At the age of 21, Khashoggi enrolled at Chico State College in California when he brokered his first major deal. He sold trucks worth $3 million to Egypt for which he received a commission of $150,000, reported The New York Times. After that, Khashoggi never returned to college for his degree.

Khashoggi, who was once said to be one of the richest men in the world, was known for his lavish lifestyle and glamorous parties. His wealth was once estimated at £2.4 billion (Rs 23,623 crore approximately), reported AFP. He had brokered the arms deals between the United States firms and Saudi Arabia in the 1960s and 1970s. He also once owned one of the world’s largest yachts, Nabila, which appeared in the James Bond film Never Say Never Again. Khashoggi was friends with self-styled godman Chandraswami, who was also his on-call adviser, reported AFP.

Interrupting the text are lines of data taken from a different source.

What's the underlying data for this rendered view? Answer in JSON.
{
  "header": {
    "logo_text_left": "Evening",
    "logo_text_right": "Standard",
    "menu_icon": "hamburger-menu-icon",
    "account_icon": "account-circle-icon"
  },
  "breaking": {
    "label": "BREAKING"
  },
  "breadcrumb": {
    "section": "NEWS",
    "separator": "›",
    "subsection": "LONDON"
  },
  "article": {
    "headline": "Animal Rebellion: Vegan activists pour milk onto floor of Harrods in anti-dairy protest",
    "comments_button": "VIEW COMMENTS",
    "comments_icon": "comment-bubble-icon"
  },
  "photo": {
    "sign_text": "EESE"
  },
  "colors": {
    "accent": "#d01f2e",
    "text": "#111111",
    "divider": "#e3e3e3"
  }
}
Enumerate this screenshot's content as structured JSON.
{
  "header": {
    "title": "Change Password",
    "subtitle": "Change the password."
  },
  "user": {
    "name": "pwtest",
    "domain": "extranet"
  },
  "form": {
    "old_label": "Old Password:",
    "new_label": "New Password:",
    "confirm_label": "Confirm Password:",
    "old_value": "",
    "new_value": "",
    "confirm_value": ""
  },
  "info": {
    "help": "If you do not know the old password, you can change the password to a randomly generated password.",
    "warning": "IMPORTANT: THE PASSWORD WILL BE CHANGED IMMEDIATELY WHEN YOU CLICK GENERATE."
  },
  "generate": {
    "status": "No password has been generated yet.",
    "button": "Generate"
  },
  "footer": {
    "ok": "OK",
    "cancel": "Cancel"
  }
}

Khashoggi’s fortunes started collapsing after he got involved in high-profile scandals. Khashoggi had to sell Nabila and private DC9 airliner once his business started running into financial difficulties. In the 1980s, he had handed over his yacht to the Sultan of Brunei who then had sold it to now-US President Donald Trump for $29 million (Rs 180 crore approximately), BBC reported. Nabila was then renamed Trump Princess.

In 1997, Khashoggi was charged with smuggling 37 paintings into France and was ordered to pay a $1.6 million fine (Rs 10 crore approximately). In 1998, Ritz Hotel’s casino in London had opted for an out-of-court settlement for its lawsuit against Khashoggi for £8 million (Rs 78 crore approximately) of gambling debts.